Help your car’s current affairs by building a nice set of battery cables
The electrical system of many classic cars is simple, but most enthusiasts seem to be scared to change much—even if it has been documented to help an issue they’re having. Upgrading the battery cables is a nice start and the results are significant. In an effort to help my Ford Model A start a bit easier, I set about upgrading from the 4-gauge battery cable to 2/0-gauge. Here is how it is done.
Let’s make one thing clear first, the 4-gauge negative cable and braided positive cable (remember, the Model A is a six-volt positive-ground system) worked. The engine started and ran just dandy, but if in the process of starting I had to hold the starter for more than a second, the starter began to audibly strain. With no intention of changing the factory six-volt system for 12-volt, the hot ticket to help the system was a bigger battery cable.
There is science behind this, and the simple thought is that a larger cable equals easier current flow. Six-volt systems have half the electrical potential (think of this as the “push”) of 12-volt systems, so the easier you can make the journey from one connector to another, the better the system will function. The material of the conductor also matters. Copper is the most popular, but aluminum is gaining ground. When using aluminum cable, it is best to use an even larger gauge than an upsized copper cable, since aluminum is a slightly less efficient conductor.
The process is pretty darn easy compared to many automotive projects. Drop into your friendly local auto parts store and ask for 2/0 (commonly referred to as two-ought) battery cable and purchase the length you need—use your stock cables as reference. Be sure to give yourself some extra room on the length when you purchase the stock, as the larger cable will not turn corners as efficiently as a small gauge. You will also need to grab properly sized cable ends, terminal clamps, and a couple of pieces of heat shrink.
Start by figuring out the length and routing of the new cable on the car before making any cuts. Once you have the proper length, grab a good set of cable cutters and snip the end off square. I recommend investing in a good set of bypass cutters, as big cable is a bear to get through. Many of my mechanic friends make this step even easier by using a cutoff wheel in an angle grinder, but I prefer the cleanliness of the cutter’s quick snip.
Then, carefully strip back the cable’s sheathing using a box-knife or razor blade. Use the cable end you will be attaching to determine the proper amount of insulation to strip off. Exposed copper only creates an opportunity for corrosion or arcing, so keep the insulation tight to your connector. Be careful to not cut any of the copper strands that compose the cable.
Next, attach the end of your cable. I chose to use a hammer crimp, which uses a v-shaped anvil and a punch to deform the cable end in a way which keeps it attached and creates a solid electrical connection. There are also options to solder the end in place, or use ends which use bolts to clamp the end of the cable, such as the battery terminals I used. Those terminals are something I might change to something lower profile and cleaner looking in the future.

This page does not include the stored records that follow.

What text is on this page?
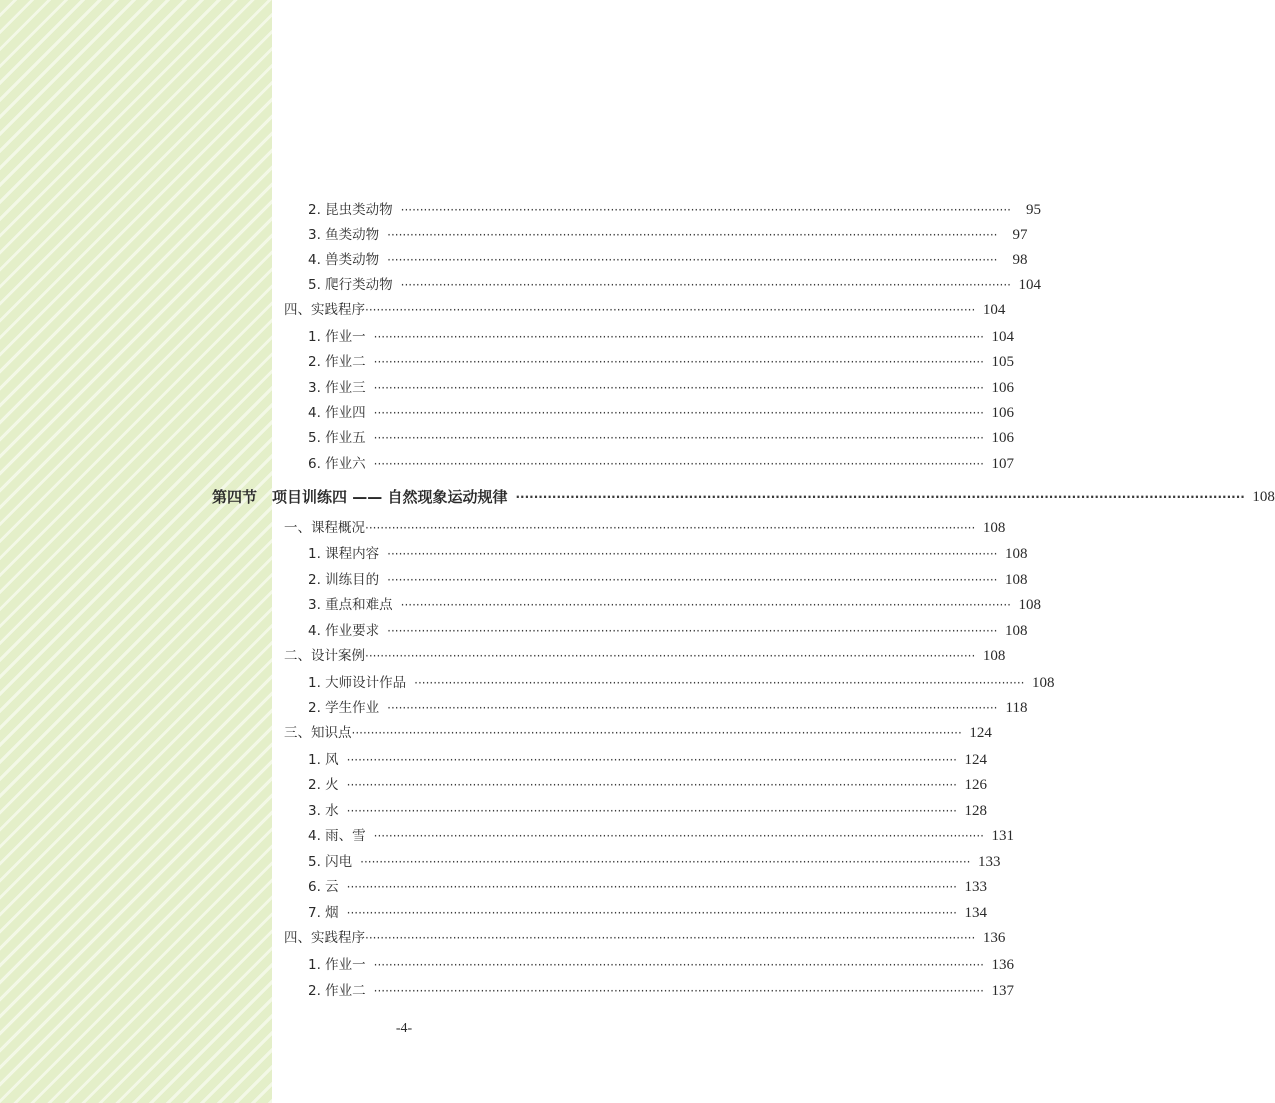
2. 昆虫类动物 ································································································································································	95
3. 鱼类动物 ································································································································································	97
4. 兽类动物 ································································································································································	98
5. 爬行类动物 ································································································································································ 104
四、实践程序 ································································································································································ 104
1. 作业一 ································································································································································ 104
2. 作业二 ································································································································································ 105
3. 作业三 ································································································································································ 106
4. 作业四 ································································································································································ 106
5. 作业五 ································································································································································ 106
6. 作业六 ································································································································································ 107
第四节　项目训练四 —— 自然现象运动规律 ································································································································································ 108
一、课程概况 ································································································································································ 108
1. 课程内容 ································································································································································ 108
2. 训练目的 ································································································································································ 108
3. 重点和难点 ································································································································································ 108
4. 作业要求 ································································································································································ 108
二、设计案例 ································································································································································ 108
1. 大师设计作品 ································································································································································ 108
2. 学生作业 ································································································································································ 118
三、知识点 ································································································································································ 124
1. 风 ································································································································································ 124
2. 火 ································································································································································ 126
3. 水 ································································································································································ 128
4. 雨、雪 ································································································································································ 131
5. 闪电 ································································································································································ 133
6. 云 ································································································································································ 133
7. 烟 ································································································································································ 134
四、实践程序 ································································································································································ 136
1. 作业一 ································································································································································ 136
2. 作业二 ································································································································································ 137
-4-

Add a small section of heat shrink to seal the union of cable and cable end, then install your new cables on the car. For bonus points, color code the heat shrink to the polarity of the cable, red for positive and black for negative.
My Model A now cranks faster and more consistently than the small cables. All told, this upgrade cost me just under $50 which included the hammer crimping tool which I can use on future projects and loan out to friends. The conversion to 12-volt would have been at a significantly greater cost to achieve basically the same thing (I’m going to ignore the brighter headlights advantage at this time.) The perfect result of a nice little afternoon project.